Homestay

The other residents of this homestay are a Tibetan couple from China who carry a small sign saying ‘Dear sir or madam, I am sorry but I do not speak English or Nepali. Please give me a three month visa’. It appears to have worked, for here they are. We communicate through smiles and gestures. They have visitors in the evening – I came downstairs from dinner to find the living room filled with monks eating away and felt slightly uncomfortable as the shared sink at which I had to brush my teeth was right in the middle of it. But there it is, I brushed my teeth surrounded by feasting monks, and went to bed.

Upstairs lives the lady of the house, a very sweet young woman who I think assumes I am her age (she must be about 25). She has a square, attractive face and exudes both determination and humour. She has two young daughters, one two and one five, of whom the two-year old is currently down with a fever but when feeling well calls me ‘aunty’ and plays peekaboo. My hostess is, fortunately, a good cook and I have even enjoyed the daal bhaat she makes, particularly a variation in which the daal was filled with what I thought were dried wild mushrooms but what I think my hostess explained was actually a sort of dried vegetable paste.
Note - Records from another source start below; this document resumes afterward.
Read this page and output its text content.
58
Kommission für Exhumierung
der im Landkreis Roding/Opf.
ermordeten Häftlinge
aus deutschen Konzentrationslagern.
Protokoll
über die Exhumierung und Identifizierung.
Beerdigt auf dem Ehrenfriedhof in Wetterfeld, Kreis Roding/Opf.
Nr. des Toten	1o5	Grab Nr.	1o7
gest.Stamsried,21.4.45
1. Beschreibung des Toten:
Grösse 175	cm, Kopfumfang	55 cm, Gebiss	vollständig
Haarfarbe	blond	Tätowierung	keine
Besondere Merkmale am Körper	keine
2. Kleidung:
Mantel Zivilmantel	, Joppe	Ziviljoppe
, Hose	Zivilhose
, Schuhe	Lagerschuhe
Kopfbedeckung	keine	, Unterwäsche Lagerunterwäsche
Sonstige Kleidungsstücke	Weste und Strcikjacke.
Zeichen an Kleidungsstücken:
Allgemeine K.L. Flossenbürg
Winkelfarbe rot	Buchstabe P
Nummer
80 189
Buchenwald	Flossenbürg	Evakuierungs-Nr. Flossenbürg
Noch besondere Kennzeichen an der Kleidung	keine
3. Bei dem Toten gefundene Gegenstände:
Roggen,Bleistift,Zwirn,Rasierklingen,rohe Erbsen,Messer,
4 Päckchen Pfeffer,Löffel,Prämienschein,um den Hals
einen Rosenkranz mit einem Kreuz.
Her husband works at a hotel in Thamel and is there only every other day; he kindly took a bag of washing for me to get laundered.

Finally, there are her parents-in-law. A small, quiet smiling man in a Dhaka cap who seems to live on the topmost rooftop, and a large, sturdy woman who laughs loudly whenever she sees me and urges me, in sign language, to drink hot water for my persistent cough.